Closed saddy001 closed 7 years ago
The FunctionTransformer(copy)
object allows for a basic form of stacking when a classifier is present in the middle of a pipeline. FunctionTransformer(copy)
makes a copy of the entire dataset, and that is merged with the predictions of a classifier on that dataset.
Nice, a feedback classifier. Is it somewhere mentioned in the sklearn docs, I couldn't find anything about this?
I don't think this is mentioned in the sklearn docs. We implemented this feature ourselves within the existing sklearn pipeline framework.
This can lead to weird pipelines though. Here is what I got
# Score on the training set was:0.333968253968
exported_pipeline = make_pipeline(
make_union(
FunctionTransformer(copy),
FunctionTransformer(copy)
),
RandomForestClassifier(bootstrap="false", criterion="gini", max_features=0.15, min_samples_leaf=10, min_samples_split=4, n_estimators=100)
)
In this case I doubt that the FunctionTransformer(copy)
is useful. I guess adding copies is roughly equivalent to tweaking the max_features
parameter of the random forest.
Context:
That's interesting.
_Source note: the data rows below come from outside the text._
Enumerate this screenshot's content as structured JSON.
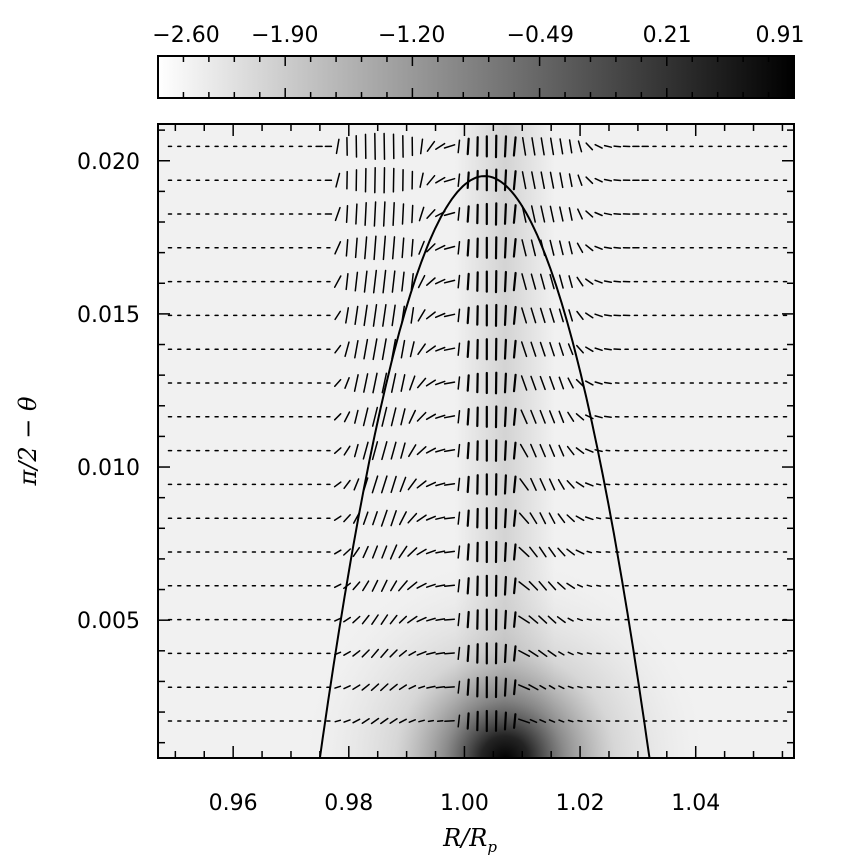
{
  "chart_data": {
    "type": "heatmap",
    "title": "",
    "xlabel": "R/R",
    "xlabel_sub": "p",
    "ylabel": "π/2 − θ",
    "xlim": [
      0.947,
      1.057
    ],
    "ylim": [
      0.0005,
      0.0212
    ],
    "x_ticks": [
      0.96,
      0.98,
      1.0,
      1.02,
      1.04
    ],
    "x_tick_labels": [
      "0.96",
      "0.98",
      "1.00",
      "1.02",
      "1.04"
    ],
    "y_ticks": [
      0.005,
      0.01,
      0.015,
      0.02
    ],
    "y_tick_labels": [
      "0.005",
      "0.010",
      "0.015",
      "0.020"
    ],
    "colorbar": {
      "range": [
        -2.6,
        0.91
      ],
      "tick_values": [
        -2.6,
        -1.9,
        -1.2,
        -0.49,
        0.21,
        0.91
      ],
      "tick_labels": [
        "−2.60",
        "−1.90",
        "−1.20",
        "−0.49",
        "0.21",
        "0.91"
      ],
      "colormap": "white-to-black",
      "location": "top"
    },
    "heatmap_peak": {
      "x": 1.005,
      "y": 0.0008,
      "value": 0.91
    },
    "contour": {
      "shape": "parabolic arc",
      "x_left_base": 0.975,
      "x_right_base": 1.032,
      "apex": {
        "x": 1.005,
        "y": 0.0195
      }
    },
    "vector_field": {
      "rows": 18,
      "columns": 67,
      "row_spacing": 0.00115,
      "description_color": "#000000"
    },
    "colors": {
      "background": "#ffffff",
      "ink": "#000000",
      "field_light": "#f1f1f1"
    }
  }
}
How long did you run TPOT (population & generations) when it gave you this solution?
I since deleted this example but I got another one:
# Score on the training set was:0.522222222222
exported_pipeline = make_pipeline(
make_union(
FunctionTransformer(copy),
FunctionTransformer(copy)
),
StandardScaler(),
MaxAbsScaler(),
StackingEstimator(estimator=LinearSVC(C=10.0, dual=False, loss="squared_hinge", penalty="l2", tol=0.01)),
RandomForestClassifier(bootstrap=True, criterion="gini", max_features=0.5, min_samples_leaf=8, min_samples_split=18, n_estimators=100)
)
Here is the tpot classifier that I configured:
model = tpot.TPOTClassifier(
cv=LeaveOneGroupOut(),
scoring=experiment.build_scorer(),
periodic_checkpoint_folder=files.create_abspath('models/multi_pca_usine_lcdv'),
max_time_mins=11 * 60,
max_eval_time_mins=10,
n_jobs=10,
verbosity=2
)
So population is 100. Not sure about the number of generations at this point.. I guess at least 5 since there are 5 exported pipelines in the output folder before this one.
The optimizer ran for ~6 hours before reaching this intermediate result (better pipelines obtained later in the same run did not contain such artifacts).
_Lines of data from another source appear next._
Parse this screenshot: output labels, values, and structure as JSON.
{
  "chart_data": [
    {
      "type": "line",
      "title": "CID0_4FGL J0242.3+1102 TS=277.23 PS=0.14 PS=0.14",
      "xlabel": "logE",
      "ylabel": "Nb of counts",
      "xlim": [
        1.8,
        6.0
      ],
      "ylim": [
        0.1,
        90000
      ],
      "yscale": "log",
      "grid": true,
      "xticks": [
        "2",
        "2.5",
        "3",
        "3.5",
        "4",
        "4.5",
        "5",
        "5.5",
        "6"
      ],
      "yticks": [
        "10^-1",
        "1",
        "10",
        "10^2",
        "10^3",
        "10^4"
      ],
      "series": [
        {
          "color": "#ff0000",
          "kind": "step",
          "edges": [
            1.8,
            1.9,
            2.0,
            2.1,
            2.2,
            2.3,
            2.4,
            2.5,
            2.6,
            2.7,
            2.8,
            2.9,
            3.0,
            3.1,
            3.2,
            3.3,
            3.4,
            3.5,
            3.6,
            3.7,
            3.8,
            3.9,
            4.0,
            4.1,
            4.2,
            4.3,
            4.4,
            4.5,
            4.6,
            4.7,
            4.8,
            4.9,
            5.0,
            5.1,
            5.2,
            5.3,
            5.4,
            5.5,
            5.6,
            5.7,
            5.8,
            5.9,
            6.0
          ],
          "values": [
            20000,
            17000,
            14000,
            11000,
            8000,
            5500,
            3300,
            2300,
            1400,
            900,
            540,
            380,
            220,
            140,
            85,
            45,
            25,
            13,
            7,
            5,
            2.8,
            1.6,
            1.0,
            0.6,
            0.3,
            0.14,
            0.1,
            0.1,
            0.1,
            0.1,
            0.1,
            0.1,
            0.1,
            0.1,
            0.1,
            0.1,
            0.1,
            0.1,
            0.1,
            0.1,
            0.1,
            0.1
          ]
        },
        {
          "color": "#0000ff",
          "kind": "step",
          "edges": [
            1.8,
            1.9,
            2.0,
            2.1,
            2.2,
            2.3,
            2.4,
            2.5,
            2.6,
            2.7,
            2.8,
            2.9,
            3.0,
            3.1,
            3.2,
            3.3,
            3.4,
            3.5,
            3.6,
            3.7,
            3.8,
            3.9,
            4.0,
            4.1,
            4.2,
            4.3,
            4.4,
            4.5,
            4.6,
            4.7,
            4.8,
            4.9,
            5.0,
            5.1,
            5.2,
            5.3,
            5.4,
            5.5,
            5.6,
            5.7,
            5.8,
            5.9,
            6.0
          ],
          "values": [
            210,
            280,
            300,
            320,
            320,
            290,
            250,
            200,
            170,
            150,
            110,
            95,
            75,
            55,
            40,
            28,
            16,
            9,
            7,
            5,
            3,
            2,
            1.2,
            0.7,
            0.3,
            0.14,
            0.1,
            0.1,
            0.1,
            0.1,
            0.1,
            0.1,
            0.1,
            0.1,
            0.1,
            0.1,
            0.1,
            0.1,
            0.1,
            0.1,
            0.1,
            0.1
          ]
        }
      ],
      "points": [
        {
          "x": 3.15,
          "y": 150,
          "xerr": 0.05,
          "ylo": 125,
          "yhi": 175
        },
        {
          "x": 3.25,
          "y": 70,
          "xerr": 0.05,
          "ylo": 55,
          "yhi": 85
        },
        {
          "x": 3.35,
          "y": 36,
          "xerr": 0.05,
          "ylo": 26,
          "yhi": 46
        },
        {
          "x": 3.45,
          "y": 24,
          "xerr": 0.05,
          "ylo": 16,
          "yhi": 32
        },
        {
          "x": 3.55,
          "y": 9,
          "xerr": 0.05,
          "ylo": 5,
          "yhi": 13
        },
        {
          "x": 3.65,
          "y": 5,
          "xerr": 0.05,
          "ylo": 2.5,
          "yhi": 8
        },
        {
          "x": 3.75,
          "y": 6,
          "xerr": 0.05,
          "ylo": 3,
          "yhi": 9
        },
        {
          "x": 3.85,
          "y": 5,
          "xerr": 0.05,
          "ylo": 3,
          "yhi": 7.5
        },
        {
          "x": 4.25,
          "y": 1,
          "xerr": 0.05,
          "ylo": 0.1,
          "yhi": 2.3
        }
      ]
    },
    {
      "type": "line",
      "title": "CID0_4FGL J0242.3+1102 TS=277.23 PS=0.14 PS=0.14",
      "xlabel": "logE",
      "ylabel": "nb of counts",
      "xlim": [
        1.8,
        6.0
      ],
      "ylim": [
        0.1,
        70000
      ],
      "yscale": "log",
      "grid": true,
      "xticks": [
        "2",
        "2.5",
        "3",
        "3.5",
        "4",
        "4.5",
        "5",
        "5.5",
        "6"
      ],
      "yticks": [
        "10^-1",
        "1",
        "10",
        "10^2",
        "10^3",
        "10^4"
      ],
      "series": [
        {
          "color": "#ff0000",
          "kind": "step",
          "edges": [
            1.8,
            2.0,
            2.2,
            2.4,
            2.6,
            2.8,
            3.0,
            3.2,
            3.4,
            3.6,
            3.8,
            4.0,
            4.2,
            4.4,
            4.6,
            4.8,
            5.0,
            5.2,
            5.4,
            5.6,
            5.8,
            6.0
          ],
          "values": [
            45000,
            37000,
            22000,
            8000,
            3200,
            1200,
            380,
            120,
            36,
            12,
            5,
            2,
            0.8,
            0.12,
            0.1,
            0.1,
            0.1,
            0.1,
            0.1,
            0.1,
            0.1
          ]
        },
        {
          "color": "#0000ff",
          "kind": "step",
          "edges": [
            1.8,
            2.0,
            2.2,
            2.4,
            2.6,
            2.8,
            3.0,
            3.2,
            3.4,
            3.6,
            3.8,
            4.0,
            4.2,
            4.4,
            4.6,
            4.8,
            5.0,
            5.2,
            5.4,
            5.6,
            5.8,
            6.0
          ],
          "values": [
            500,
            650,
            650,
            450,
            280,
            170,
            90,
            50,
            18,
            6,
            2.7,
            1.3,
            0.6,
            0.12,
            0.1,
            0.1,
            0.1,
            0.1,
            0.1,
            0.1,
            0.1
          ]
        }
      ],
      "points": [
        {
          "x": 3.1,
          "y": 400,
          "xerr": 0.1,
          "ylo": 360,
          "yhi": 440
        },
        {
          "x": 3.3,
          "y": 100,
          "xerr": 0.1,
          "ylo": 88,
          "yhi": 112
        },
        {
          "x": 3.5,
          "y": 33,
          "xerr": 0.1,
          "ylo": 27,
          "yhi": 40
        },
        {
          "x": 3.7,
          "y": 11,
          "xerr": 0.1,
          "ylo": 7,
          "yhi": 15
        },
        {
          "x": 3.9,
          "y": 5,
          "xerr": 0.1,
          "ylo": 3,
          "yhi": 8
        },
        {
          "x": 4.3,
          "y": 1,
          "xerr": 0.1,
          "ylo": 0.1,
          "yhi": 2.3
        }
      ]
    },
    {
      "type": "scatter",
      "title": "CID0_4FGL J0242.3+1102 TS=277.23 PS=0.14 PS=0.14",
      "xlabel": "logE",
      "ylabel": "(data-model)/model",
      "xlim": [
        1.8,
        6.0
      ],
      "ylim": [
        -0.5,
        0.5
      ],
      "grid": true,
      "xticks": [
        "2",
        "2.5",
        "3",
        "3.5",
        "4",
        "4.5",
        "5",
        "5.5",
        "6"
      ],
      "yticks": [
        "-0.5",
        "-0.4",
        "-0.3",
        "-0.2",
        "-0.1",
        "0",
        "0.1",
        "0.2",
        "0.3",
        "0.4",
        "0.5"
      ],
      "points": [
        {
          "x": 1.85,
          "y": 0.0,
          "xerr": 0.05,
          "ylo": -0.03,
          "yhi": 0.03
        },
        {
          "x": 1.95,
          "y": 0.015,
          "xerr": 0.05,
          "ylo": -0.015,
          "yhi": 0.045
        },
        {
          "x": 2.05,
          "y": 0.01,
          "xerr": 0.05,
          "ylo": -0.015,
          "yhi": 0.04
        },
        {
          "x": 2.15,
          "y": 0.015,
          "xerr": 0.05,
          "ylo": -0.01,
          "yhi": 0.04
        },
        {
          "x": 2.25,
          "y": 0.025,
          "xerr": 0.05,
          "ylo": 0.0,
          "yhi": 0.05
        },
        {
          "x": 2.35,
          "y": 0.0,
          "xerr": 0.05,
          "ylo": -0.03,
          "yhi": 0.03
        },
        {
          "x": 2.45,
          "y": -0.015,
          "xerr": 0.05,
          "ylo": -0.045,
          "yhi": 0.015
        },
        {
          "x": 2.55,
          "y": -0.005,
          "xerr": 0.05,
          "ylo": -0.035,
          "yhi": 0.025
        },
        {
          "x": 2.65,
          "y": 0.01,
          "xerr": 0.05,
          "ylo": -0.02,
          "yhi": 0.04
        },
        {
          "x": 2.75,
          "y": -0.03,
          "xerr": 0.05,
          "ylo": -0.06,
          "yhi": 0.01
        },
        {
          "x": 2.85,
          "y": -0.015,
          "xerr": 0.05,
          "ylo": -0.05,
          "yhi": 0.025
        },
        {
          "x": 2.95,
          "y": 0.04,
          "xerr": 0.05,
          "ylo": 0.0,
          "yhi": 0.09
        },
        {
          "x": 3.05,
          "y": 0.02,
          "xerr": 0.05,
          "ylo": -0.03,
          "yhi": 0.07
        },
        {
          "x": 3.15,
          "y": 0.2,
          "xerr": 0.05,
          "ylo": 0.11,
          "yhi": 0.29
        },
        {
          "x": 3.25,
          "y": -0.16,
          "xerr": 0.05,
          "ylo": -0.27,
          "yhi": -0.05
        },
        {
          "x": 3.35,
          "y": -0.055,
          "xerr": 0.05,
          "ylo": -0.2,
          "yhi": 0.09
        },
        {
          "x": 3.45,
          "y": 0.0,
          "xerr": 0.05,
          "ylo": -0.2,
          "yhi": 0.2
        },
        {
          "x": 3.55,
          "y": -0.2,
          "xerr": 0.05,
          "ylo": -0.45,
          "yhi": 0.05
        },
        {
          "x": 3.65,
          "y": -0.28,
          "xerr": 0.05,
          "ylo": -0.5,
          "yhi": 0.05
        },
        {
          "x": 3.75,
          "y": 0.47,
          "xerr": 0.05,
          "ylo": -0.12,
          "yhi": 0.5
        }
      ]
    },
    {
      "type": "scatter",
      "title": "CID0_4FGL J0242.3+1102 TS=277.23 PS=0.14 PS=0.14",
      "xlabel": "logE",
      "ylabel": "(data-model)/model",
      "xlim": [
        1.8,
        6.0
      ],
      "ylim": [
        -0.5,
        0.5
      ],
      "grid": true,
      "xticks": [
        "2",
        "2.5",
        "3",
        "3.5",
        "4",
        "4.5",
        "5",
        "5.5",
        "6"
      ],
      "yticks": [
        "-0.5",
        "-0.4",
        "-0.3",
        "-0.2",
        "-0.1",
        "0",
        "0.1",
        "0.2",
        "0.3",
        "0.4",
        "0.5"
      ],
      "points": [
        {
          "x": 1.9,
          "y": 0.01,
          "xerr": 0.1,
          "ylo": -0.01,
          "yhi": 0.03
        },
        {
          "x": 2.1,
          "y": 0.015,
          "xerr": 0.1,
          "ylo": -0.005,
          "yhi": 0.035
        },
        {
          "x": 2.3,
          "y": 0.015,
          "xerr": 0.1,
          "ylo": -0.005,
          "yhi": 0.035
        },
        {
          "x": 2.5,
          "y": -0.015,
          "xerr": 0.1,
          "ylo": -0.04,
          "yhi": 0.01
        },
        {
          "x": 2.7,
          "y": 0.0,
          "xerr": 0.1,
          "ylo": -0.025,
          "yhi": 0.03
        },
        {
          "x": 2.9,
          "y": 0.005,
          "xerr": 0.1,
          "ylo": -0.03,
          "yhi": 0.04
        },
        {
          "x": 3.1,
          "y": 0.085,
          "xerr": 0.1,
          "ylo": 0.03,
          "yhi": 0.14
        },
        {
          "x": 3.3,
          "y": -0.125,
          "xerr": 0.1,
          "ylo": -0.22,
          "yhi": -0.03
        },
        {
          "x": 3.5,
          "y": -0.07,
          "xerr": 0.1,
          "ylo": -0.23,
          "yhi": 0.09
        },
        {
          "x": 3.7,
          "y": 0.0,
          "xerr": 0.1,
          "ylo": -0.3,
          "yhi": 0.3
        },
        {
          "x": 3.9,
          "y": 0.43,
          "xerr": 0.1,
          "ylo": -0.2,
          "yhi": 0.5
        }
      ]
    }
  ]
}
Ah, 5 generations isn't very much time for TPOT to really refine the pipelines - at that point the GA has only gone through 5 rounds of selection. That's good to hear that pipelines from later in the run didn't retain this artifact.
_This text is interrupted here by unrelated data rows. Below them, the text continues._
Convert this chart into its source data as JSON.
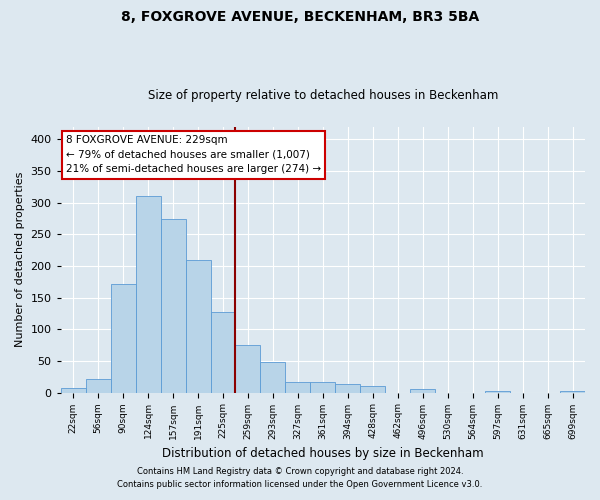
{
  "title": "8, FOXGROVE AVENUE, BECKENHAM, BR3 5BA",
  "subtitle": "Size of property relative to detached houses in Beckenham",
  "xlabel": "Distribution of detached houses by size in Beckenham",
  "ylabel": "Number of detached properties",
  "bin_labels": [
    "22sqm",
    "56sqm",
    "90sqm",
    "124sqm",
    "157sqm",
    "191sqm",
    "225sqm",
    "259sqm",
    "293sqm",
    "327sqm",
    "361sqm",
    "394sqm",
    "428sqm",
    "462sqm",
    "496sqm",
    "530sqm",
    "564sqm",
    "597sqm",
    "631sqm",
    "665sqm",
    "699sqm"
  ],
  "bar_heights": [
    8,
    22,
    172,
    310,
    275,
    210,
    127,
    75,
    48,
    17,
    16,
    14,
    10,
    0,
    5,
    0,
    0,
    3,
    0,
    0,
    3
  ],
  "bar_color": "#b8d4e8",
  "bar_edge_color": "#5b9bd5",
  "background_color": "#dde8f0",
  "vline_color": "#8b0000",
  "annotation_box_color": "#ffffff",
  "annotation_box_edge": "#cc0000",
  "footer_line1": "Contains HM Land Registry data © Crown copyright and database right 2024.",
  "footer_line2": "Contains public sector information licensed under the Open Government Licence v3.0.",
  "ylim": [
    0,
    420
  ],
  "yticks": [
    0,
    50,
    100,
    150,
    200,
    250,
    300,
    350,
    400
  ],
  "vline_idx": 7
}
The reason why TPOT doesn't immediately get rid of pipelines like this is because this artifact is potentially useful for building more complex pipelines later in the optimization process. Either of those FunctionTransformer
s can be replaced with another pipeline operation in subsequent generations, and that could potentially be useful for improving prediction performance. As such, our pipeline regularization process doesn't penalize pipelines that make two copies of the features like this because it technically doesn't "hurt" the pipeline.
We've discussed other approaches to pipeline regularization (#207) that would probably weed out pipelines like you showed above, bu we haven't gotten to implementing those ideas yet.
Interesting, thank you for the explanation. Overall I found TPOT to be very useful, well done!
In my best estimator I see a FunctionTransformer(copy). Is it useful? It just seems to copy the input to the output.